Frequent Urination: Drugs That Cause or Treat It

By
Published Updated Last reviewed
Clinical medical image for symptoms frequent urination: Frequent Urination: Drugs That Cause or Treat It

At a glance

  • Normal voiding frequency / 6 to 8 times per day for most adults
  • Threshold for "frequent urination" / more than 8 voids in 24 hours or waking 2+ times at night
  • Top drug culprits / loop diuretics, thiazides, SGLT2 inhibitors, lithium, SSRIs
  • First-line OAB treatment / behavioral therapy plus an antimuscarinic or mirabegron
  • Mirabegron 50 mg efficacy / reduced incontinence episodes by 1.57 per day vs. 1.17 for placebo in SCORPIO (N=1,978)
  • Anticholinergic dry-mouth rate / 20 to 30% with oxybutynin IR, under 10% with extended-release formulations
  • Desmopressin for nocturia / FDA-approved low-dose nasal spray (Noctiva) reduces nighttime voids by roughly 0.5 episodes
  • OAB prevalence / affects approximately 16.5% of adults in the United States
  • Time to reassess / 4 to 8 weeks after starting pharmacotherapy

What Counts as Frequent Urination?

Most healthy adults void between six and eight times during a 24-hour period, depending on fluid intake, ambient temperature, and individual bladder capacity. A voiding frequency above eight times per day, or two or more nighttime awakenings to urinate (nocturia), meets the clinical definition used by the International Continence Society [1].

The symptom itself is not a diagnosis. It is a signal that the detrusor muscle is contracting too often, the bladder is not storing urine effectively, or urine production has increased beyond normal physiologic rates.
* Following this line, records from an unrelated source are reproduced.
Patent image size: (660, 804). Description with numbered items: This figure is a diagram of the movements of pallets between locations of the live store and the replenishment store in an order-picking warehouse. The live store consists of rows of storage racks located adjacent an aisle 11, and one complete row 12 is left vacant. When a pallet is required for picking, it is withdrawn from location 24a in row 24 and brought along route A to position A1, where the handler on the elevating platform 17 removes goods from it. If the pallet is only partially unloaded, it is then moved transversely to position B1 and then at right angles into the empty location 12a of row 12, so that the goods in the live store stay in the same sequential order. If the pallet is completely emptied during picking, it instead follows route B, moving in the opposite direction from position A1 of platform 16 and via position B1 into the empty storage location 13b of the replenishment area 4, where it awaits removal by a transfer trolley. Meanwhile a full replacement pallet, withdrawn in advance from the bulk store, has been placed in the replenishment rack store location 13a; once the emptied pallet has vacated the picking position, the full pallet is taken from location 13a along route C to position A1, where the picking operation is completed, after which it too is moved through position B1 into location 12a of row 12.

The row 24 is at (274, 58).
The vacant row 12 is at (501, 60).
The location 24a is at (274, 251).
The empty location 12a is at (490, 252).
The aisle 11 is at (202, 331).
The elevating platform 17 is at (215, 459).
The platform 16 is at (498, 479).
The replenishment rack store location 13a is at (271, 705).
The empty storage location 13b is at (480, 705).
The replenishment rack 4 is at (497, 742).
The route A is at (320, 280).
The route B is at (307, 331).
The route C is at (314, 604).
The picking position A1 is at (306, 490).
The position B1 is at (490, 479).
A 2008 population-based survey (NOBLE study, N=5,204) reported that overactive bladder (OAB) symptoms, including frequency and urgency, affect roughly 16.5% of the U.S. adult population [2]. The prevalence rises with age: by age 65, nearly one in three women and one in five men report bothersome urinary frequency.

Before prescribing any medication, clinicians perform a focused evaluation. That typically includes a voiding diary (minimum 3 days), urinalysis to exclude infection, post-void residual measurement, and a metabolic panel if polyuria is suspected. The American Urological Association (AUA) 2019 guideline for OAB explicitly states that behavioral therapies should be offered as first-line treatment, with pharmacotherapy reserved as second-line [3].

Drugs That Cause Frequent Urination

Medication-induced urinary frequency is more common than many patients realize. A thorough medication reconciliation can sometimes eliminate the symptom without adding a new prescription.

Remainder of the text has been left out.